Non-climacteric fruits need to be picked at the peak of ripeness to taste good. These fruits may soften as they age, but this is from deterioration — not ripening. The only way I’ve found to keep birds off strawberries is to cover the row or bed with lightweight netting, and even this may not prove bird-proof. The birds will land on the netting, and their weight will bring the netting down close to the fruit where they can peck it.

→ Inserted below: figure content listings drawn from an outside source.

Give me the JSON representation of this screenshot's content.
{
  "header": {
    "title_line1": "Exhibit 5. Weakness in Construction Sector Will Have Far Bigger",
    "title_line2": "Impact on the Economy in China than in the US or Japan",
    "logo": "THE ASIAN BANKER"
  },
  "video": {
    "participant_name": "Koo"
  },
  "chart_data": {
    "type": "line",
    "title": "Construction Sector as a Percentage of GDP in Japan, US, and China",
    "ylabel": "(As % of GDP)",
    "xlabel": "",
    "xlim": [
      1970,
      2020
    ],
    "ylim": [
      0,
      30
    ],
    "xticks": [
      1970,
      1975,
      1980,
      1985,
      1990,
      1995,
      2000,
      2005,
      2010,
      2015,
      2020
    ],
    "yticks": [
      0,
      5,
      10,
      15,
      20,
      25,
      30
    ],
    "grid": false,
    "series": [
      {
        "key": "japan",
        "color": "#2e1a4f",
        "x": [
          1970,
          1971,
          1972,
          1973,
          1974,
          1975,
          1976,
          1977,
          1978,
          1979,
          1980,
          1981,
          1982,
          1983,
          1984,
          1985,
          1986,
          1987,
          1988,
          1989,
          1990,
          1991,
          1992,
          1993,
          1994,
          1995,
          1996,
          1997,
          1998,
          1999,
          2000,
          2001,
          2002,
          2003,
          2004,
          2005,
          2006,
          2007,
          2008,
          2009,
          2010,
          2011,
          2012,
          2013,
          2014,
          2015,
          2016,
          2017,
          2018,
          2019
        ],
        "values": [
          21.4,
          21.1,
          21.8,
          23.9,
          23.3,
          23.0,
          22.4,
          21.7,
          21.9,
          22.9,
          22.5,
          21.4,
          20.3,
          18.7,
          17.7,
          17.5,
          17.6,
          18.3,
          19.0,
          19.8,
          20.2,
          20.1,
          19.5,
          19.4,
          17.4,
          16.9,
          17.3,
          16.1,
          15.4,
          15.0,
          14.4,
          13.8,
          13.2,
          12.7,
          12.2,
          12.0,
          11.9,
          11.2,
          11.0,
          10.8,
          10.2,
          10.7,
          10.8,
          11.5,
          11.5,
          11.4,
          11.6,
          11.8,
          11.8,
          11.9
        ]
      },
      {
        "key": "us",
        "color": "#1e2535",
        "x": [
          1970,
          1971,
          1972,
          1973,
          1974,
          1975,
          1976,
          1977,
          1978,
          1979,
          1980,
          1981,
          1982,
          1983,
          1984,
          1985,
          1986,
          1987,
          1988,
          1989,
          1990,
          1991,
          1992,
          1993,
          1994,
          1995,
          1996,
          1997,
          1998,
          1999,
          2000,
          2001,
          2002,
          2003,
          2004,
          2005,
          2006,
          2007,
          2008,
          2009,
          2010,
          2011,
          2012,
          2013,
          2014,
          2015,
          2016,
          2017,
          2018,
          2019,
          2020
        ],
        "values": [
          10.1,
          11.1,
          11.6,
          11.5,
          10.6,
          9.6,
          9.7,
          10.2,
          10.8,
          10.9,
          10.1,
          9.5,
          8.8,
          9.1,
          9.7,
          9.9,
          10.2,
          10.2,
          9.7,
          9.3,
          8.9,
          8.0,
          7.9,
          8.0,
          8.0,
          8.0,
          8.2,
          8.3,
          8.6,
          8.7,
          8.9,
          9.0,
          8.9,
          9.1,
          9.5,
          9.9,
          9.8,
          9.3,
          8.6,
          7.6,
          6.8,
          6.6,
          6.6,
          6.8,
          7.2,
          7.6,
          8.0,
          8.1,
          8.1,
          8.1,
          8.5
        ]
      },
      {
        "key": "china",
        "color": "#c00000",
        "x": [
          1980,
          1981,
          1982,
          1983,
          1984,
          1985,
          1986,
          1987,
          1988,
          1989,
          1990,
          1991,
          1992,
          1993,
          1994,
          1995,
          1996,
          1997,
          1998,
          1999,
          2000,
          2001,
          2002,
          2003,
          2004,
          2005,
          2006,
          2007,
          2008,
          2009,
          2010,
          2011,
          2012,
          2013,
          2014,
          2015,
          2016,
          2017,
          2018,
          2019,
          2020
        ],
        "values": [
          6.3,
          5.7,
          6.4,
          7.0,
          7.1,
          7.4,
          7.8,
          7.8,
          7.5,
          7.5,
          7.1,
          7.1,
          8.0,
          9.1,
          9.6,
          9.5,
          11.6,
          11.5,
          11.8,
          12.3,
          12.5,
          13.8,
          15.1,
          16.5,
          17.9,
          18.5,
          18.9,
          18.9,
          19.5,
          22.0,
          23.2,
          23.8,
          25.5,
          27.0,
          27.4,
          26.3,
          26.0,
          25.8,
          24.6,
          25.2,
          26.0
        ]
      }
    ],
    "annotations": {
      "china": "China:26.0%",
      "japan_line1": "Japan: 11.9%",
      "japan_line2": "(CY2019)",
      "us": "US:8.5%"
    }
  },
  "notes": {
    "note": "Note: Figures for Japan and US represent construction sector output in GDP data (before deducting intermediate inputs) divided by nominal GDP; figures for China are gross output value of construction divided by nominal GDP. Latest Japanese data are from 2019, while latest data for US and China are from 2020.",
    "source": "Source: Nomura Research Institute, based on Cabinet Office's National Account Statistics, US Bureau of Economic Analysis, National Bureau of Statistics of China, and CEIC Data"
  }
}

In this case, you’ll have to cover the area with stiff welded wire fencing or concrete reinforcement panels held 6 inches off the ground by bricks or anything else you can find.
Q: Could you recommend a safe herbicide to control grasses and weeds in established flower beds? — Ray Watts, Twiggs County
A: Controlling weeds in a flower garden involves two steps: preventing weed seeds from coming up and killing weeds that have emerged. Both steps have particular shortcomings. Preventing seeds from coming up may damage the roots of nearby plants and may also affect the seed of self-sowing flowers. The number of chemicals that are labeled for flowers is limited. The most common homeowner products are Preen and Preen Extended Control. The main active ingredient, triflurilan, has limits on where it can be applied. Wheat germ meal is sometimes recommended as an organic weed preventer, but it’s not very effective. Chemically controlling the ones that have sprouted can harm the upper parts of nearby plants because microdroplets from spray are impossible to control fully. Landscape fabric is hard to install, and it must be maintained by clearing and restoring all the mulch on it yearly. Otherwise, weed seeds that blow in will germinate in decomposing mulch. All this said, I think the best control for weeds in flower beds is hand-pulling and mulching. There is no way to avoid these chores.